Berliner Wochenvorschau: Der Herbst bleibt heiß – politisch

Die kurzen Hosen wandern zurück in den Schrank, in einer ehemaligen Brauerei diskutiert man heiß, und gegen ein Aquarium wird demonstriert.

Günstig wohnen statt Seepferdchen gucken wollen die DemonstrantInnen gegen die geplante „Coral World“ am Ostkreuz (Symbolbild) Foto: dpa

Auch wenn sich die vergangenen Tage anfühlten wie Sommer: Für die Schulkinder beginnt heute die letzte Woche vor den Herbstferien. Ob man dieses Jahr immer weiter mit T-Shirt und kurzen Hosen durch die bunten Blätter rascheln kann? Nein, sagen die Meteorologen, der Herbst kommt, trotz Klimawandel – bis Ende der Woche sollten wir es unter die 20-Grad-Marke schaffen.

Aber erst mal bleibt es sonnig und warm. Gleich am Montag steht auch eine hitzige Diskussion im Abgeordnetenhaus an: Der Datenschutzaussschuss berät einen Abwahlantrag gegen den Vorsitzenden Ronald Gläser (AfD). Gläser steht in der Kritik, weil er nach dem gewaltsamen Tod eines Deutschen in Chemnitz die erste Seite eines Haftbefehls gegen einen Tatverdächtigen via Twitter weiterverbreitet hatte.

Hoffentlich ebenfalls heiß diskutiert wird am Montagabend, wenn die Senatsverwaltung für Stadtentwicklung die BerlinerInnen zum zweiten Werkstattgespräch „Gemeinsam Stadt machen!“ in die Kindl-Brauerei in der Neuköllner Rollbergstraße lädt.
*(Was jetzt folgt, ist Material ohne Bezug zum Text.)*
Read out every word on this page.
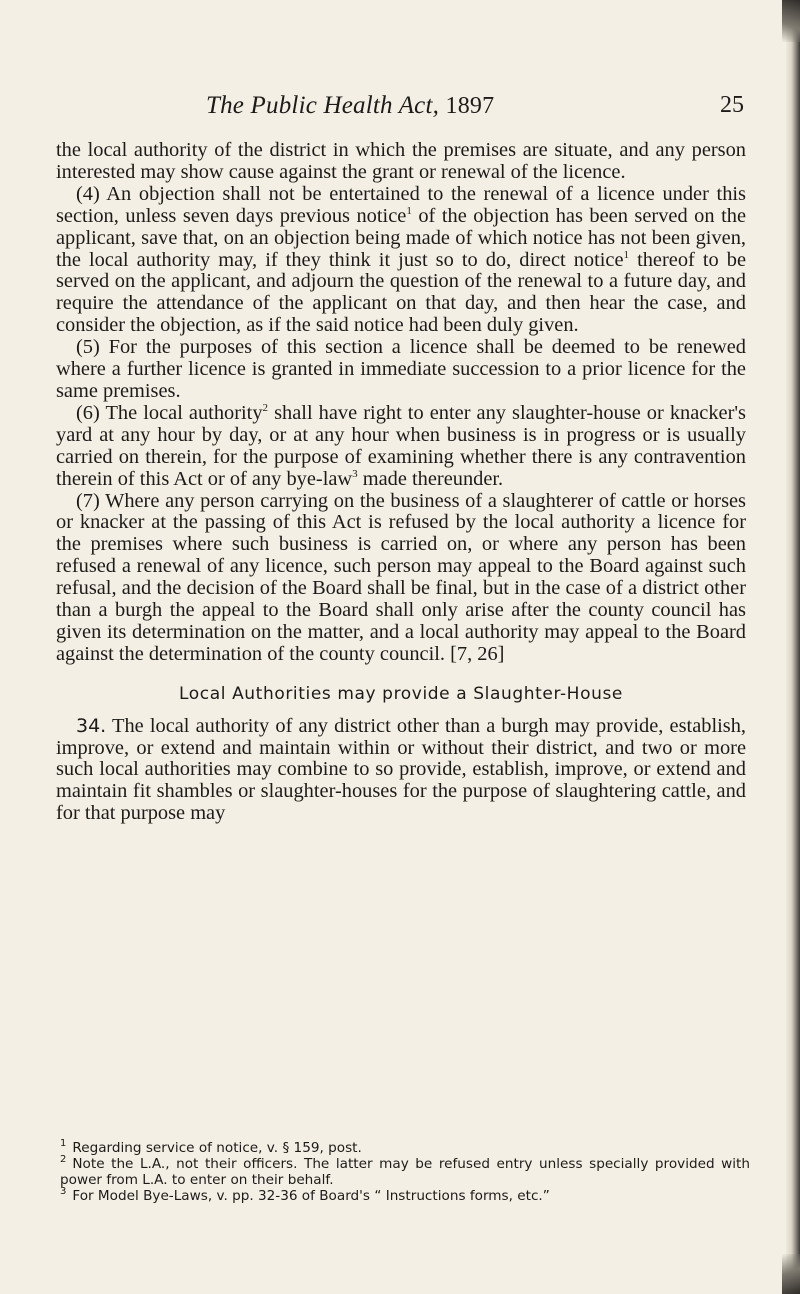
The Public Health Act, 1897	25

the local authority of the district in which the premises are situate, and any person interested may show cause against the grant or renewal of the licence.

(4) An objection shall not be entertained to the renewal of a licence under this section, unless seven days previous notice$^1$ of the objection has been served on the applicant, save that, on an objection being made of which notice has not been given, the local authority may, if they think it just so to do, direct notice$^1$ thereof to be served on the applicant, and adjourn the question of the renewal to a future day, and require the attendance of the applicant on that day, and then hear the case, and consider the objection, as if the said notice had been duly given.

(5) For the purposes of this section a licence shall be deemed to be renewed where a further licence is granted in immediate succession to a prior licence for the same premises.

(6) The local authority$^2$ shall have right to enter any slaughter-house or knacker's yard at any hour by day, or at any hour when business is in progress or is usually carried on therein, for the purpose of examining whether there is any contravention therein of this Act or of any bye-law$^3$ made thereunder.

(7) Where any person carrying on the business of a slaughterer of cattle or horses or knacker at the passing of this Act is refused by the local authority a licence for the premises where such business is carried on, or where any person has been refused a renewal of any licence, such person may appeal to the Board against such refusal, and the decision of the Board shall be final, but in the case of a district other than a burgh the appeal to the Board shall only arise after the county council has given its determination on the matter, and a local authority may appeal to the Board against the determination of the county council. [7, 26]

Local Authorities may provide a Slaughter-House

34. The local authority of any district other than a burgh may provide, establish, improve, or extend and maintain within or without their district, and two or more such local authorities may combine to so provide, establish, improve, or extend and maintain fit shambles or slaughter-houses for the purpose of slaughtering cattle, and for that purpose may

$^1$ Regarding service of notice, v. § 159, post.

$^2$ Note the L.A., not their officers. The latter may be refused entry unless specially provided with power from L.A. to enter on their behalf.

$^3$ For Model Bye-Laws, v. pp. 32-36 of Board's “ Instructions forms, etc.”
Wie der Veranstaltungstitel verspricht, möchte man von den BürgerInnen wissen: Was haltet ihr denn von den Leitlinien zur Bürgerbeteiligung, so wie sie ein Arbeitsgremium aus BürgerInnen, Politik und Verwaltung seit der ersten Werkstatt im März entwickelt hat? Wie sollen noch ziemlich vage klingende Grundsätze, auf die man sich geeinigt hat – Information, Transparenz, Verbindlichkeit – konkretisiert werden?

Nun müssen sich nur auch genug Bürger an der Diskussion über Bürgerbeteiligung beteiligen. Ende 2019 sollen die fertigen Leitlinien dem Abgeordnetenhaus vorgelegt werden. Wer jetzt nicht mitredet, kann hinterher nicht meckern, wenn bei dieser noblen Geschichte wenig rauskommen sollte.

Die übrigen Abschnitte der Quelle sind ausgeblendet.